Este ponto tem a seguinte redacção:
Após os tratamentos realizados pelo 1.º réu nas instalações da 2.ª ré a autora apresentou:
- inviabilização do implante 3.2. causada ou agravada pela sobrecarga oclusal;
- dificuldade na função mastigatória na qual releva o impedimento desta ação para o lado direito e constrangimentos na mastigação do lado esquerdo com traumatização do lábio e da bochecha em consequência do trabalho de ajuste oclusal;
- desvio da linha média do rosto em consequência da redução do número de dentes colocados no maxilar inferior;
- dentes com uma coloração diferente da cor natural da sua dentição”.
Os recorrentes apenas impugnam, relativamente a este facto, o segmento que está a negrito.
E cremos, salvo o devido respeito, que lhe assiste razão.
No relatório pericial refere-se: “a nível extra-oral verificou-se a ausência de assimetrias faciais, cicatrizes e a normalidade da abertura máxima da boca”.
Isso mesmo é, aliás, referido pela Sr.ª juiz na motivação da decisão da matéria de facto:
À data da realização da perícia–30/10/2017-a autora não apresentava assimetria facial ou cicatrizes, existindo normalidade na abertura máxima da boca e dos movimentos de lateralidade”.
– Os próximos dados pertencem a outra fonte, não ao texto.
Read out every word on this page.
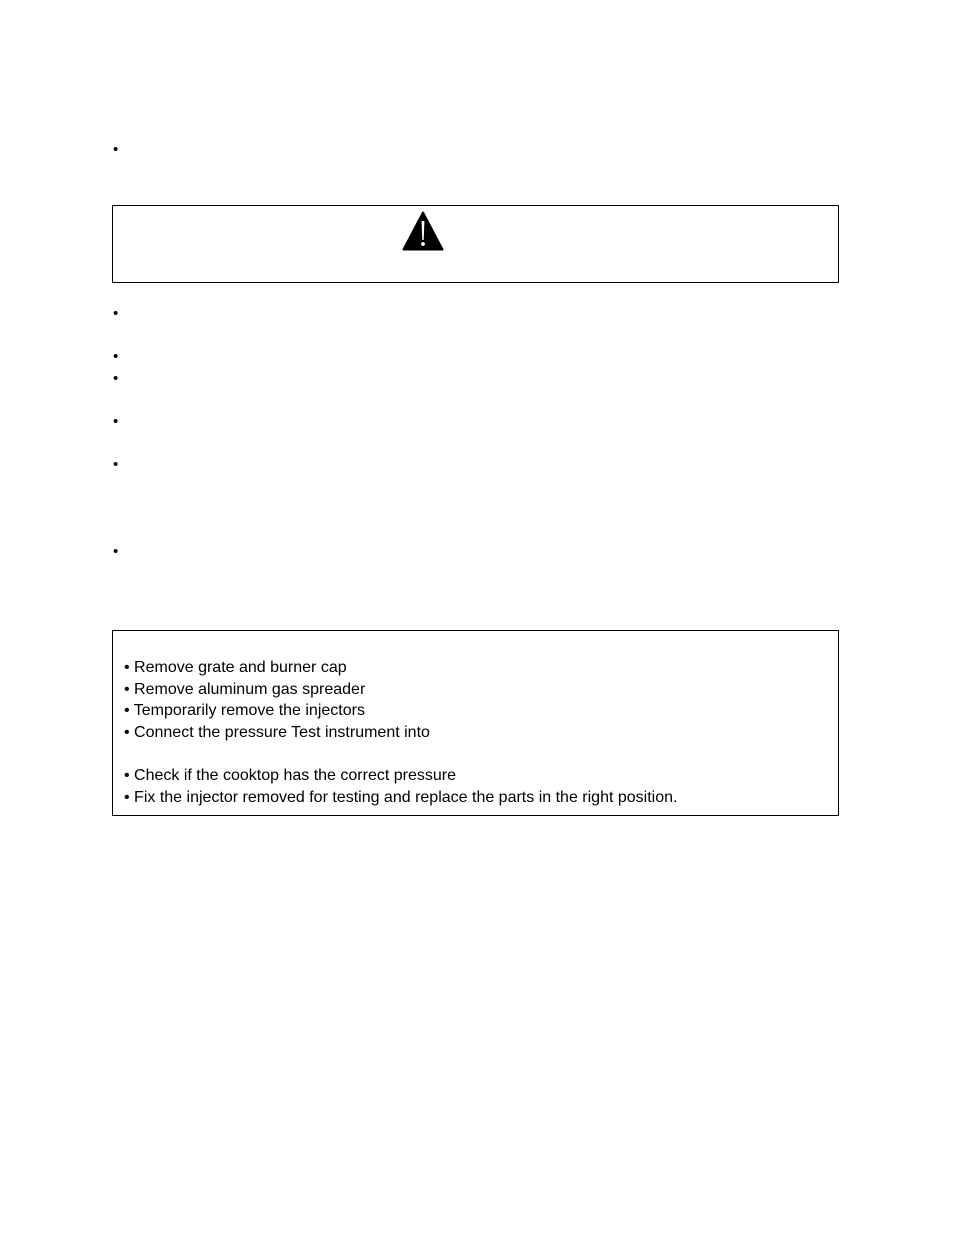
•
•
•
•
•
•
•
• Remove grate and burner cap
• Remove aluminum gas spreader
• Temporarily remove the injectors
• Connect the pressure Test instrument into
• Check if the cooktop has the correct pressure
• Fix the injector removed for testing and replace the parts in the right position.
É claro que no citado ponto, o momento temporal dessa assimetria facial se situa logo após os tratamentos realizados pelo 1º réu, para o que se terá então socorrido o tribunal a quo do depoimento da testemunha Dr. G….
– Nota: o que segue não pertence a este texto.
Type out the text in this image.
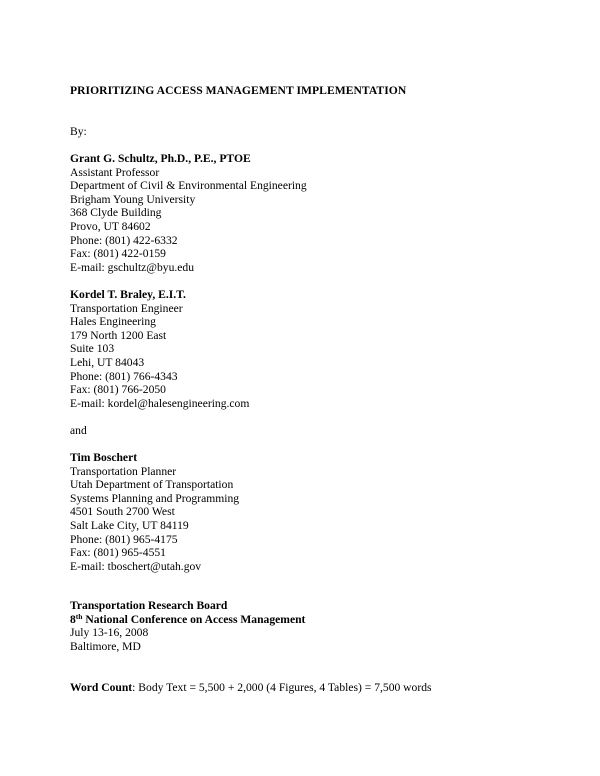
PRIORITIZING ACCESS MANAGEMENT IMPLEMENTATION
By:
Grant G. Schultz, Ph.D., P.E., PTOE
Assistant Professor
Department of Civil & Environmental Engineering
Brigham Young University
368 Clyde Building
Provo, UT 84602
Phone: (801) 422-6332
Fax: (801) 422-0159
E-mail: gschultz@byu.edu
Kordel T. Braley, E.I.T.
Transportation Engineer
Hales Engineering
179 North 1200 East
Suite 103
Lehi, UT 84043
Phone: (801) 766-4343
Fax: (801) 766-2050
E-mail: kordel@halesengineering.com
and
Tim Boschert
Transportation Planner
Utah Department of Transportation
Systems Planning and Programming
4501 South 2700 West
Salt Lake City, UT 84119
Phone: (801) 965-4175
Fax: (801) 965-4551
E-mail: tboschert@utah.gov
Transportation Research Board
8th National Conference on Access Management
July 13-16, 2008
Baltimore, MD
Word Count: Body Text = 5,500 + 2,000 (4 Figures, 4 Tables) = 7,500 words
Todavia, o que essa testemunha refere é que havia um desvio da linha média dentária e não facial, como de resto é afirmado na referida motivação da decisão da matéria de facto.
Isso mesmo é, aliás, confirmado pela testemunha Prof. H…, quando a instâncias do mandatário dos Réus, sobre se a colocação dos 3 incisivos pode alterar a linha média facial, respondeu de forma peremptória que não, já que a linha média facial é dada por traços faciais e não por traços dentários.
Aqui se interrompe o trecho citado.